Наташа, не говоря ни слова, достала здоровенный кусок угля (тот самый) и протянула его Эдику с вопросом:
— Ну, что скажешь?
Тот поскреб свою лысину, повздыхал, покряхтел и после детального расспроса, где и как нашли уголь (ответы давно уже придумали Наташа со Львом Васильевичем), в задумчивости сказал:
— Та-а-ак... Уголь отличный... умеренно мета-морфизованный... почти антрацит... Дайте подумать... Угу... Так... Да, пожалуй, на том склоне он может быть... Ну конечно, там он просто обязан быть!.. Как же это я, старый дурак, раньше не догадался?.. — и далее все увереннее и увереннее стал развивать теорию, из которой явственно следовало, что уголь в тех местах быть просто обязан. Всем нам, и особенно Наташе, огромных трудов стоило не рассмеяться, но мы сдержались.
Целый день мы с Наташей щипали уток и гусей, потрошили дичь, а Лев Васильевич, Наталья Ивановна, Эдик и Валера разбирали и описывали образцы, приводили в порядок записи, сушили снаряжение. Я приготовил огромную кастрюлю чахохбили, миску паштета, зайца нашпиговал чесноком и сушеными и консервированными фруктами (семья-то теперь вон какая, да еще к ночи либо завтра с утра будут гости).
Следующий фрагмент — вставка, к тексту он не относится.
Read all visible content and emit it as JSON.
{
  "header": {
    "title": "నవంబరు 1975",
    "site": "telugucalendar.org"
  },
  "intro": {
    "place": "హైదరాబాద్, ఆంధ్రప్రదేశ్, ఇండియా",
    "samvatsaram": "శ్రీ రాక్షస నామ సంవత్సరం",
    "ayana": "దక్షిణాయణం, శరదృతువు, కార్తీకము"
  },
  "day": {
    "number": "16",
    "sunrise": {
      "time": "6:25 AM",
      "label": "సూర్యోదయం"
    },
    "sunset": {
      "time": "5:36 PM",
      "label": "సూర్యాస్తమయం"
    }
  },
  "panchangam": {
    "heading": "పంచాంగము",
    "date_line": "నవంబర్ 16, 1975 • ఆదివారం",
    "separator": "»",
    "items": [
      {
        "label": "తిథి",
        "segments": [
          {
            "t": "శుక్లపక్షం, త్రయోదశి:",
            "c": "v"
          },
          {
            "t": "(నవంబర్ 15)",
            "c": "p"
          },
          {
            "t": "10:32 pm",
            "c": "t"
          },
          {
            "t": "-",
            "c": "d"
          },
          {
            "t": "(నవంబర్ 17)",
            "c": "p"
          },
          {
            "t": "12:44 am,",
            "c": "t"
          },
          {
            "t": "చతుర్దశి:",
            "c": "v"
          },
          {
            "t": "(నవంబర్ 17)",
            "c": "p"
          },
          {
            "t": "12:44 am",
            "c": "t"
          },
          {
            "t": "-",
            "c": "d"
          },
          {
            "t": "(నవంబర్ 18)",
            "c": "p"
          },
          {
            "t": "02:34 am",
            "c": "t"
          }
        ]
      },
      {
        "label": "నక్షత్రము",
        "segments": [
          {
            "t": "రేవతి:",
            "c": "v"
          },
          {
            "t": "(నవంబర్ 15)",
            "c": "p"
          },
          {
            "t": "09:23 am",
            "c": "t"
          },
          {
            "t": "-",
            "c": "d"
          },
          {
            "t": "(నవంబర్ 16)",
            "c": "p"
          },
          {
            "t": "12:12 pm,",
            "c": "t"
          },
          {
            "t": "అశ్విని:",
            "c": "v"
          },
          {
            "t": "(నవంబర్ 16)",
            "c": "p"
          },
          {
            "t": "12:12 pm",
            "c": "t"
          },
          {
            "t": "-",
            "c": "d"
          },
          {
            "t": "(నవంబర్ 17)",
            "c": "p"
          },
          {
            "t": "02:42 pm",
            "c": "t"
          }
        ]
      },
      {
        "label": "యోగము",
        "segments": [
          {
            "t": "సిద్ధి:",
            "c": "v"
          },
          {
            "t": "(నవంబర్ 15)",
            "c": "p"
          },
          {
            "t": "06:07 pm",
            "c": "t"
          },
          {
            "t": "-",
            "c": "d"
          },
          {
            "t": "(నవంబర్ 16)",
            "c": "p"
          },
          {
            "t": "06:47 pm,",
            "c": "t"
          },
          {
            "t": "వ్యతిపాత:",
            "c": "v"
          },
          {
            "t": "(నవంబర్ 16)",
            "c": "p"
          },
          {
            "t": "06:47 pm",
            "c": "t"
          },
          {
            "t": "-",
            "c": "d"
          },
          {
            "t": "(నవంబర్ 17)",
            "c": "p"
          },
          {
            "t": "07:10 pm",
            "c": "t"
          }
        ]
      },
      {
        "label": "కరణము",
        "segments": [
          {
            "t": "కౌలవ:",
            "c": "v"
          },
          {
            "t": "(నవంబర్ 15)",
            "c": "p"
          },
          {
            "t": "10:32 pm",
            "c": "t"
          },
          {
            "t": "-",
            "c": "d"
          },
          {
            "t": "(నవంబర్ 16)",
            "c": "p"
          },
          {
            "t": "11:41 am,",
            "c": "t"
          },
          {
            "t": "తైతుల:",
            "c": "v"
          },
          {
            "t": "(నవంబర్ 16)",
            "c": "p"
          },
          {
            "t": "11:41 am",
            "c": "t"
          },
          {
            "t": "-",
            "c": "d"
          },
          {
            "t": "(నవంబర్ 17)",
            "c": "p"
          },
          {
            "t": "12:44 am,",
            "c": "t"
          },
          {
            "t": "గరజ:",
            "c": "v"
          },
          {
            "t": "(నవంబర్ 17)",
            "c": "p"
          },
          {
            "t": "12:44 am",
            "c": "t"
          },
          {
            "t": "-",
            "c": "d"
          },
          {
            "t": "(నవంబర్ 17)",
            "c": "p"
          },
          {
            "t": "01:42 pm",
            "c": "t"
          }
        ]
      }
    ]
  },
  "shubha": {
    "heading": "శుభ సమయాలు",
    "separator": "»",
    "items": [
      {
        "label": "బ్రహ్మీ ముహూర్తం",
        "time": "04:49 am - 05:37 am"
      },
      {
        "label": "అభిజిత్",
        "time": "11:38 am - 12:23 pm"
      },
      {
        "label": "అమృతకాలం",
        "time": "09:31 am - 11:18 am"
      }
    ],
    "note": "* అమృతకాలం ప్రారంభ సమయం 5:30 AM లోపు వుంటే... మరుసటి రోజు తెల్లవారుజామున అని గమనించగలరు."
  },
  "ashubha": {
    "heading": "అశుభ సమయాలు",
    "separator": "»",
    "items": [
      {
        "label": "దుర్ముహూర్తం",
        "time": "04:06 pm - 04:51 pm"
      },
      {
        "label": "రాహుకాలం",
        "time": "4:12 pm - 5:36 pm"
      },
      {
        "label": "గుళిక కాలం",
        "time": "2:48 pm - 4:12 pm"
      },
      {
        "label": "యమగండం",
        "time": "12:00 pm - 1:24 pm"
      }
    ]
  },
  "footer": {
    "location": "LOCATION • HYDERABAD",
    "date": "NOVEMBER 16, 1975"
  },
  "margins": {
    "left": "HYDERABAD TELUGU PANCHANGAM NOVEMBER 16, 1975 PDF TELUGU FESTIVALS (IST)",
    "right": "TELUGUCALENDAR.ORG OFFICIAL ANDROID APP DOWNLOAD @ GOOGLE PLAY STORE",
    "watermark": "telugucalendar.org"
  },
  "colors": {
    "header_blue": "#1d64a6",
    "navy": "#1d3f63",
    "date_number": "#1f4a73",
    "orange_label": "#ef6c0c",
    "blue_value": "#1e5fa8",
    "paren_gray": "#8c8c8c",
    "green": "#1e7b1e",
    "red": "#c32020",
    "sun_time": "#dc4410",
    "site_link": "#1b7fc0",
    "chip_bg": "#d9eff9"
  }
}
В седьмом часу усталость свалила всех нас, и мы отправились спать, а Лев Васильевич с Наташей отправились на сеанс радиосвязи (в запасное время). Однако выспаться в этот день, как видно, нам было не суждено: минут через сорок после того, как мы сомкнули глаза, к нам в палатку сунул голову Лев Васильевич и радостно закричал:
— Вставайте! По нашей долине идет танк!
Мы выскочили из мешков, на ходу одеваясь. По нашей долине, прямо по самой Фрамке, полз, сыто урча, танк и тащил за собой палатку на санях, ту самую, с выцветшим флагом, лозунгом, трубой и окошком. Правда, на торцевой стороне гольцы теперь не висели, так что был хорошо виден герб РСФСР, заплывший, правда, рыбьим жиром. Валера бросился в нашу палатку за ракетницей и ракетами (зачем? салютовать?), а Эдик и Люся сломя голову кинулись не разбирая дороги навстречу вездеходу. Они почему-то решили, что к нам едет другой отряд из их лаборатории, который работает как раз вот на таком вездеходе и живет в такой же вот палатке на санном ходу. Но ведь тот отряд работает в районе мыса Челюскин (отсюда по прямой километров пятьсот, не меньше), как он мог попасть сюда, да и зачем? Но ведь не могли наши ребята предположить, что здесь, где человек был лет десять — двадцать назад, а до той поры, скорее всего, вообще не был никогда, можно просто так кого-то встретить, как на улице в городе. А в том отряде у Эдика работает друг, молчаливый латыш Гунар (художник по профессии, а в поле, как и я, рабочий, повар и добытчик), очень похожий к тому же (внешне, только внешне!) на Игоря. А тут еще Игорь встал во весь рост и издалека закричал: — Фрам!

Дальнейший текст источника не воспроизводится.